What takes most cpu cycles when doing swapbuffers?

Started by Mickelukas, March 29, 2011, 13:21:05

Previous topic - Next topic

Mickelukas

Hi gurus,

I just did lots of performance testing on my game and currently the fps is cpu bottlenecked. When analyzing the time spent it's in the nswapbuffers method called by Display.update().

I doubt you can do anything about that in lwjgl (I searched for it first ;))

Now to my question, how can I improve the cpu usage on swapbuffers? I'm already using VBO's for most objects (and when turning the non VBO things off I still get the same fps). I'm using Triangle strips to lower the number of vertices sent. I did notice some slowdowns when using Quads with alpha test so I'm sticking to triangles/triangle strips for now.

What is it that causes cpu cycles on swap buffers? lights? textures?

I'm currently drawing like 6000 vertices and getting about 500fps on my laptop, but it's quite powerful and I don't want it to be choppy on older computers.

Any clarification will help.

Kind regards,
Mike

avm1979

Hmm.  If you're using VBOs for just about everything, you're hardly doing anything in the main loop aside from telling OpenGL to draw those and then do a Display.update(), right?  I'm guessing that the update doesn't take very much time but the results you're getting are skewed because you're basically not doing anything else in the loop.

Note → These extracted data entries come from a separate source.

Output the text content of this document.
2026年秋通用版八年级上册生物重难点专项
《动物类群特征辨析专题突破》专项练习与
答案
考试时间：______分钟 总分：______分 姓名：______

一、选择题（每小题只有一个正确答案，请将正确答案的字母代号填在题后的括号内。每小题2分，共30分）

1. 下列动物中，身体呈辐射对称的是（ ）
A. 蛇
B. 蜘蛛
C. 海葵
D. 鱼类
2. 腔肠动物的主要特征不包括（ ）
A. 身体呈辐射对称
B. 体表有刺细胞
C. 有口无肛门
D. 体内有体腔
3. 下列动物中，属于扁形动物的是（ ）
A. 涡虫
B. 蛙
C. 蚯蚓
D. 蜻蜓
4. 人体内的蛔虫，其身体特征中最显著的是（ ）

500 fps is a LOT.  You could go almost 10x slower and still have it be very smooth - is there really any reason to be concerned about lower end hardware?  Is your laptop *that* good?

CodeBunny

Agreed, 6000 vertices at 500 fps is quite good, you probably just have a very efficient program everywhere else. :)

Mickelukas

Well, it's a corei7 thing so it's quite nice. My stationary is a E8500 from 2 years ago and it gets about 1500-2000fps with the same ~6000 vertices.

I guess I should be happy with the 2ms loop time and focus my time somewhere else :)

Thanks guys,
Mike

Fool Running

Quote from: Mickelukas on March 29, 2011, 13:21:05
I just did lots of performance testing on my game and currently the fps is cpu bottlenecked. When analyzing the time spent it's in the nswapbuffers method called by Display.update().
I think (someone can correct me if I'm wrong), that you are actually GPU bottlenecked if the CPU time is in swapBuffers(). SwapBuffers blocks until the GPU is finished rendering. If you were CPU bottlenecked, then the time would be spent in your rendering code, not in swapBuffers().
Programmers will, one day, rule the world... and the world won't notice until its too late.Just testing the marquee option ;D

Mickelukas

Oh, that was a really nice piece of information, saves me from tuning too much on cpu level.